Pharmaceutical Treatment

There are a number of pharmacological and psychotherapeutic techniques used for Bipolar Disorder. Individuals may use self-help and pursue a personal recovery journey.

Hospitalization may occur, especially with the manic episodes present in bipolar I. This can be voluntary or (if mental health legislation allows it) involuntary (called civil or involuntary commitment). Long-term inpatient stays are now less common due to deinstitutionalization, although can still occur. Following (or in lieu of) a hospital admission, support services available can include drop-in centers, visits from members of a community mental health team or Assertive Community Treatment team, supported employment and patient-led support groups.

The mainstay of treatment is a mood stabilizer medication such as lithium carbonate or lamotrigine. There is an evidence based review which shows these two drugs are the most effective. Lamotrigine has been found to be best for preventing depressions, while lithium is the only drug proven to reduce suicide in bipolar patients. These two drugs comprise several unrelated compounds which have been shown to be effective in preventing relapses of manic, or in the one case, depressive episodes. The first known and "gold standard" mood stabilizer is lithium, while almost as widely used is sodium valproate, also used as an anticonvulsant. Other anticonvulsants used in bipolar disorder include carbamazepine, reportedly more effective in rapid cycling bipolar disorder, and lamotrigine, which is the first anticonvulsant shown to be of benefit in bipolar depression.

Treatment of the agitation in acute manic episodes has often required the use of atypical antipsychotic medications, such as quetiapine, olanzapine and chlorpromazine. More recently, olanzapine and quetiapine have been approved as effective monotherapy for the maintenance of bipolar disorder. A head-to-head randomized control trial in 2005 has also shown olanzapine monotherapy to be as effective and safe as lithium in prophylaxis.

The use of antidepressants in bipolar disorder has been debated, with some studies reporting a worse outcome with their use triggering manic, hypomanic or mixed episodes, especially if no mood stabiliser is used. However, most mood stabilizers are of limited effectiveness in depressive episodes. Rapid cycling can be induced or made worse by antidepressants, unless there is adjunctive treatment with a mood stabilizer. One large-scale study found that depression in bipolar disorder responds no better to an antidepressant with mood stabilizer than it does to a mood stabilizer alone. Recent research indicates that triacetyluridine may help improve symptoms of bipolar disorder.

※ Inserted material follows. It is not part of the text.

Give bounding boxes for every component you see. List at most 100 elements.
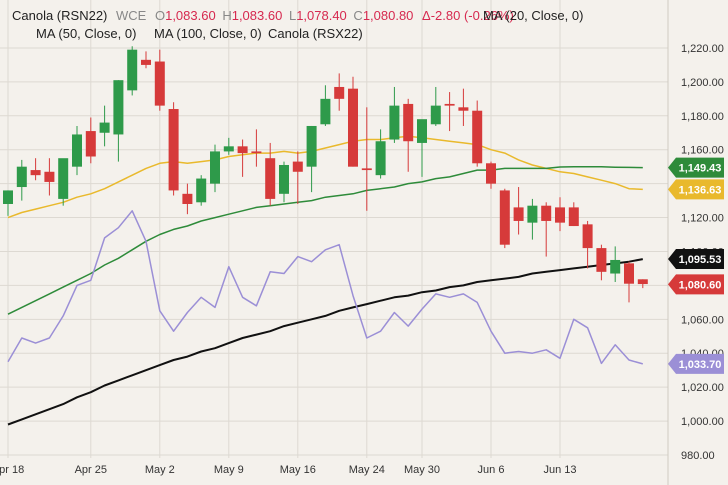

Also, topiramate is an anticonvulsant often prescribed as a mood stabilizer. It is an off-label use when used to treat bipolar disorder. Unfortunately, it's efficacy is likely minimal and side effects, such as significant cognitive impairment, limit its usefulness.

When medication causes a reduction in symptoms or complete remission, it is important for someone with a bipolar disorder to understand they should continue to take the medicine. This can be complicated, as effective treatment may result in the reduction of manic symptoms and/or the medicine can be mood blunting or sedative, resulting in the person feeling they are stifled or that the medicine isn't working. Either way, relapse is likely to occur if the medicine is discontinued.